Those of us who work with business owners often hear the following responses when we suggest that they create an Exit Plan:
- “Exit? I just want some freedom to do whatever I want, whenever I want.”
- “Why would I even think about selling? I can’t get enough for it in today’s merger and acquisition marketplace, my employees don’t have the cash and my kids aren’t interested.”
- “Even if I could get the price I want, where could I invest and generate a reasonable rate of return or one that matches what I’m getting from my business?”
I find that many owners justifiably consider their businesses to be one of the best “stocks” in their portfolios. They see less risk in keeping their businesses than they do investing in the stock market.
The issue for many owners then is: how do I back away and let others run the business without transferring ownership and control?
The fundamental function of Exit Planning is creating a business that can be transferred to another with minimal disruption to cash flow when the owner departs.
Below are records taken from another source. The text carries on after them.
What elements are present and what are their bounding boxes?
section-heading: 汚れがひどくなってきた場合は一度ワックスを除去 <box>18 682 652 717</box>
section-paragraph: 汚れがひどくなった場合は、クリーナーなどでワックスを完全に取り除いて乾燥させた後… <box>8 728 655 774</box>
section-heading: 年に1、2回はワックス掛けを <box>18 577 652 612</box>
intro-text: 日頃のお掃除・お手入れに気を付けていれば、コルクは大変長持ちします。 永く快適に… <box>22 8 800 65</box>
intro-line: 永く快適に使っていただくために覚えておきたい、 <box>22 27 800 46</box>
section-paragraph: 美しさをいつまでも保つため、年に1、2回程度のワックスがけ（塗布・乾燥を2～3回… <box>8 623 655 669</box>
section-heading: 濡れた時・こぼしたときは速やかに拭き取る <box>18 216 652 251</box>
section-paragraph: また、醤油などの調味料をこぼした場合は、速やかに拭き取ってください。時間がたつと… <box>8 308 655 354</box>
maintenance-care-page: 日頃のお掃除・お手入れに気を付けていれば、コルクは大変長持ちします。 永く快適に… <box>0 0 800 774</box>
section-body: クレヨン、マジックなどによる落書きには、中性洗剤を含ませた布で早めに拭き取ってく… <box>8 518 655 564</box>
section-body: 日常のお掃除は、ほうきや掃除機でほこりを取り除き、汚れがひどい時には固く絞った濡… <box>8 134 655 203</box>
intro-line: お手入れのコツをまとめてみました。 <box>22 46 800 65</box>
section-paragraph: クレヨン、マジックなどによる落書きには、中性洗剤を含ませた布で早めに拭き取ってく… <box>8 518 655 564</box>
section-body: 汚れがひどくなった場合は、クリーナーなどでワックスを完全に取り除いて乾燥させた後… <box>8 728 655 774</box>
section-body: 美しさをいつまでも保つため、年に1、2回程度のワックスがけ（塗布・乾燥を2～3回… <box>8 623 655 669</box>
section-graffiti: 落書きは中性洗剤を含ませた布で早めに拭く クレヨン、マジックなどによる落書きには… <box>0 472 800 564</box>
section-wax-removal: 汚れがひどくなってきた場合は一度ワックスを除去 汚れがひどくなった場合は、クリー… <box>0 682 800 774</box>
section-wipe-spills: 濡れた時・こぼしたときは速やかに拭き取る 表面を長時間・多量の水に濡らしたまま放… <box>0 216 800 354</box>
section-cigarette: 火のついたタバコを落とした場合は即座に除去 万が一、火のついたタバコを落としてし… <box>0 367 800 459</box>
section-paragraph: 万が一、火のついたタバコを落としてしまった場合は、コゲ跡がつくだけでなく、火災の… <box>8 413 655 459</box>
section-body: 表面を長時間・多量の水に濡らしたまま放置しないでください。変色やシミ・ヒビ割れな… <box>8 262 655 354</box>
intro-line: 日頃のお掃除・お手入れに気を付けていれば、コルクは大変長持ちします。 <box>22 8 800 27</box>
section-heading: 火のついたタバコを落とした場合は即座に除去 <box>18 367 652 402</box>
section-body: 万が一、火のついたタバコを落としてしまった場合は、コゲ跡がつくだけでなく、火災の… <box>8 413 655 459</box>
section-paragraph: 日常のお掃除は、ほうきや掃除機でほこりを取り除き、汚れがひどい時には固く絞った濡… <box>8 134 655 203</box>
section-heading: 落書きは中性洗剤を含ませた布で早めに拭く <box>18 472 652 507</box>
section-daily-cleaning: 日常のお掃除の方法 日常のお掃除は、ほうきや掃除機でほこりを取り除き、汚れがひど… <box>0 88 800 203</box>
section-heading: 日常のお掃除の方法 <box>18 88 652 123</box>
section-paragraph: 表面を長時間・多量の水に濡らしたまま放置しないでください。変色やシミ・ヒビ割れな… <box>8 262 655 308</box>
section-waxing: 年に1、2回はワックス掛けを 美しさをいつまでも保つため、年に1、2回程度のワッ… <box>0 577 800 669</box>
Thus you can answer this question by engaging in the Exit Planning process, with no intent of exiting, but of simply to create a business that can operate without you and without disrupting its cash flow.
Traditional Exit Planning can either help you to orchestrate a successful, permanent exit or to forge a path toward an exit without giving up ownership. Or both.
To reach your goal of maintaining ownership while reducing or even eliminating your involvement in the business, you should:
- Establish your (owner-based) on-going business objectives.
- Determine future cash flow needs for yourself and for your business.
- Build a stronger business–one capable of running without you
Not so coincidently, these are also the first three steps in creating an Exit Plan.
Let’s look briefly at each component
First, working with your Exit Planning Advisor, establish your timetable for backing away from your business. Communicate your wishes clearly: What does backing away mean to you in terms of time commitment, emotional involvement, financial guarantees, etc.?
Second, determine the amount of income that you need the business to provide you. Ask members of your Advisory Team to help you.
Third, the characteristics of a “stand-alone” business (one that can run without its owner) are the same characteristics third-party cash buyers look for. A company that can be managed from a distance and has sustainable and increasing cash flow with little risk of nose-diving without its owner at the controls, is a highly-attractive business. It is valuable both to third parties and to the owner who wants to step away.
To create a valuable business, you should have in place critical Value Drivers including:
- Steadily increasing cash flow.
- Operating systems that improve sustainability of cash flows.
- Strong management team.
- A diverse customer base.
The most valuable businesses are those in which the owners are no longer valuable.
Planning to step away while maintain ownership is Exit Planning. The Exit Planning Process provides the roadmap you need to create a business that you can keep or sell. The choice is yours.